Durrell has taken delivery of an unusual load that will benefit both residents and visitors alike. One of our Overhead Lines Teams salvaged five eight metre-long telegraph poles and took time out to deliver them to the zoo to create aerial pathways for primates.
First to benefit will be howler monkeys. Durrell Head of Animal Collection Mark Brayshaw explained: ‘We have two groups of black and gold howler monkeys at Durrell, the largest of which live in an enclosure in the central area of the zoo. howler monkeys prefer to travel high up off the ground, and have a tail they can use to grip with, effectively giving them five limbs.
‘We will use some of the donated poles to connect their existing habitat with a large tree outside the enclosure, using ropes to create an aerial pathway. This will run adjacent to a pedestrian walkway so not only will the poles help to provide more enrichment for the Howlers by giving them a larger area, it will also enable visitors to get a much closer view of them.
‘We hope to have the modifications done by Easter. We can use the other poles elsewhere on site, such as in the bear and lemur exhibits, for which we have future plans. The poles are very durable and perfect for jobs such as these. Jersey Electricity approached us with the offer which saves us purchasing them from the UK – thank you JE!’
JE moves power lines from overheads to underground whenever practicable to increase supply security. In the past year teams have replaced 7km of 415kV overhead mains from the network and extensive work to remove more around Durrell itself is taking place.
Glen Richardson, JE’s Overhead Supervisor said: ‘There can be various reasons for removing overheads.
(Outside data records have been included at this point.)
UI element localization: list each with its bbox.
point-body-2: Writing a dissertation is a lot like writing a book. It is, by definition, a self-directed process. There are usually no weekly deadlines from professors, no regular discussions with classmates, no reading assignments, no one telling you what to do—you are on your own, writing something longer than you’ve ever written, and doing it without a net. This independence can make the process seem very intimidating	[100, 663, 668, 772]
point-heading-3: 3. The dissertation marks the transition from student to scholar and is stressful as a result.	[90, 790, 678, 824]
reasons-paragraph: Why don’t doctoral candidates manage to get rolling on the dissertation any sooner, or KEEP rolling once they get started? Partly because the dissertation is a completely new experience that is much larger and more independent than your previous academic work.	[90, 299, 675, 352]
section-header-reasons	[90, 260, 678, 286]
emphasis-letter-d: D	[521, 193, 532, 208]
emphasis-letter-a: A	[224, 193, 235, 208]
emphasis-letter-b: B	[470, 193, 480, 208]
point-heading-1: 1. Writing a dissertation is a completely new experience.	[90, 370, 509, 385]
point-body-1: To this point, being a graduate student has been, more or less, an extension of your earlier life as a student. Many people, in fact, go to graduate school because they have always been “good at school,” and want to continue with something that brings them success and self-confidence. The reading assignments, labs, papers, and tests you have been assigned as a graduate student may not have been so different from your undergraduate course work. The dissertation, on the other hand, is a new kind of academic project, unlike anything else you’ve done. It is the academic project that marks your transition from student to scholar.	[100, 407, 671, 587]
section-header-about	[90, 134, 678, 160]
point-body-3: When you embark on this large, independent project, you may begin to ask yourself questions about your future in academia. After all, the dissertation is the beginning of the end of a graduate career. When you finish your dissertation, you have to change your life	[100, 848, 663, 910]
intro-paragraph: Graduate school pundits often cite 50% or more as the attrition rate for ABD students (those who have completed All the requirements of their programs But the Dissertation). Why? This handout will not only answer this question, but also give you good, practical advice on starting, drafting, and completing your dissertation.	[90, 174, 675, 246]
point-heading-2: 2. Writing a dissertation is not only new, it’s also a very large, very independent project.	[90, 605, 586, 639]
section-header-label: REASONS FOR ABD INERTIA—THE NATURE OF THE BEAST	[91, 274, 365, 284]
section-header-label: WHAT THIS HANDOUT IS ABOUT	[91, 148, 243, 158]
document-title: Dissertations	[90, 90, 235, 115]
Sometimes it can be in an area that proves to be vulnerable. In this particular case, a premise in Trinity needed an increased supply and this could not be provided through overheads which are limited to 60Amps. Our Planners worked out a way to provide a bigger supply by removing the overheads and going underground. We are very glad the poles can be of good use to Durrell and the boys were pleased to help.’